Je suis éducatrice spécialisée avec six années d’expériences et j’ai eu l’opportunité d’explorer divers environnements, chacun abritant des publics uniques. J’ai travaillé auprès de jeunes pris en charge par l’Aide Sociale à l’Enfance, de jeunes et d’adultes en situation de handicap, de public précaire ayant un hébergement pour du moyen/long terme. Aujourd’hui, j’interviens au sein d’une association militant contre l’exclusion des personnes et des familles qui sont sans domicile fixe.
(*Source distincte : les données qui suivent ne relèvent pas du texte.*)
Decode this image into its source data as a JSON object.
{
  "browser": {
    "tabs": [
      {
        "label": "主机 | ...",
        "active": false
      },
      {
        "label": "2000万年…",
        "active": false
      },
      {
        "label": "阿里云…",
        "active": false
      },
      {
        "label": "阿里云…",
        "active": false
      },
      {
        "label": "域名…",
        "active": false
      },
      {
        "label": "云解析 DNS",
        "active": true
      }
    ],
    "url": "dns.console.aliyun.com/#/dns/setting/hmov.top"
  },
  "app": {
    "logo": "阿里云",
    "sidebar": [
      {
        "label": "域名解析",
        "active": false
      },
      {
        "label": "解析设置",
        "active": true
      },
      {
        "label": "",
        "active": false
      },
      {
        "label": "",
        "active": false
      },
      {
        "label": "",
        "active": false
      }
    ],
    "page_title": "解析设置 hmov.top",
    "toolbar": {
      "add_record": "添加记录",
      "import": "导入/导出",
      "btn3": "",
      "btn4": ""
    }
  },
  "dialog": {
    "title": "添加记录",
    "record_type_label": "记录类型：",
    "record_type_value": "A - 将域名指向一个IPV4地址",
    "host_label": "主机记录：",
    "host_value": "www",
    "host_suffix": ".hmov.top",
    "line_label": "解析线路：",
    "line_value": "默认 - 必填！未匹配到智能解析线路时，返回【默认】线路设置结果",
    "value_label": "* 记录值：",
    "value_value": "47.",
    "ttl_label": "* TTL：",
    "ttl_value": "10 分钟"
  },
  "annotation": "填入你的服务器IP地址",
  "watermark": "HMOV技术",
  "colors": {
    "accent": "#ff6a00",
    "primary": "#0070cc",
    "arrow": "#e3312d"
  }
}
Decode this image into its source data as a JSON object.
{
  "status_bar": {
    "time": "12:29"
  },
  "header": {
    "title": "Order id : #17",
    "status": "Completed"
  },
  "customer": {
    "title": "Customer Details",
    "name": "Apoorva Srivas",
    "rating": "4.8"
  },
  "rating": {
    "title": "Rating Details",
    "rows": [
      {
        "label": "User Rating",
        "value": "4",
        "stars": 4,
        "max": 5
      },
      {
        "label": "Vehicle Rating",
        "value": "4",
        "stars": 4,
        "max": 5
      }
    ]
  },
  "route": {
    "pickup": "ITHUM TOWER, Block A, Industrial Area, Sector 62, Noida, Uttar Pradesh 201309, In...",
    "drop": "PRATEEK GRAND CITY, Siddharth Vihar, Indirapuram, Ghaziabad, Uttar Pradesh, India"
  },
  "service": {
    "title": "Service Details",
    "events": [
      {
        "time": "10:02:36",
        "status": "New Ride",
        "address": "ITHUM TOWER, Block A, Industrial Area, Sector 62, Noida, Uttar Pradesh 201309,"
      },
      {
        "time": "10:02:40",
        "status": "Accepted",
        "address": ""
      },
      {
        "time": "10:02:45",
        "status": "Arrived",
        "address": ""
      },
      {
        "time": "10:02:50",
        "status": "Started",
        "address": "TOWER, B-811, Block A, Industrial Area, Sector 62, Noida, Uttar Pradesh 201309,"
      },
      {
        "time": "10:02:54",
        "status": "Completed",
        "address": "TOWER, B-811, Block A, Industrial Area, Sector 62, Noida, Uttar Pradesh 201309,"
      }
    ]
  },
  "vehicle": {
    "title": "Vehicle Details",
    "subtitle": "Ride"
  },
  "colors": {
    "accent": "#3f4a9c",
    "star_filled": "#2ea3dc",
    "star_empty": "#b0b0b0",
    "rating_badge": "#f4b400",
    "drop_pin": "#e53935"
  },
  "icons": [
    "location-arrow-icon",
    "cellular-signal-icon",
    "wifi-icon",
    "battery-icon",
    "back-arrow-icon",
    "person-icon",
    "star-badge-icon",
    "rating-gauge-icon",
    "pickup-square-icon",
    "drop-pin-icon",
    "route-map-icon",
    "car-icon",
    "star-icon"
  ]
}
Nous leur proposons une écoute attentive et bienveillante, une évaluation de leur situation, un hébergement d’urgence, un soin, une orientation adaptée.

Le secteur du sanitaire et du social est confronté à divers obstacles : une pénurie de ressources humaines et financières, des politiques publiques parfois défavorables et un manque de reconnaissance qui entraîne un turnover des professionnels. Travailler dans de telles conditions n’est pas toujours aisé, mais le soutien, l’entraide au sein des équipes et la créativité nous aident à surmonter ces défis. Toutefois, il existe des problèmes que nous ne pouvons ignorer et dépasser et c’est précisément ce que je souhaite tenter de mettre en lumière et dénoncer. 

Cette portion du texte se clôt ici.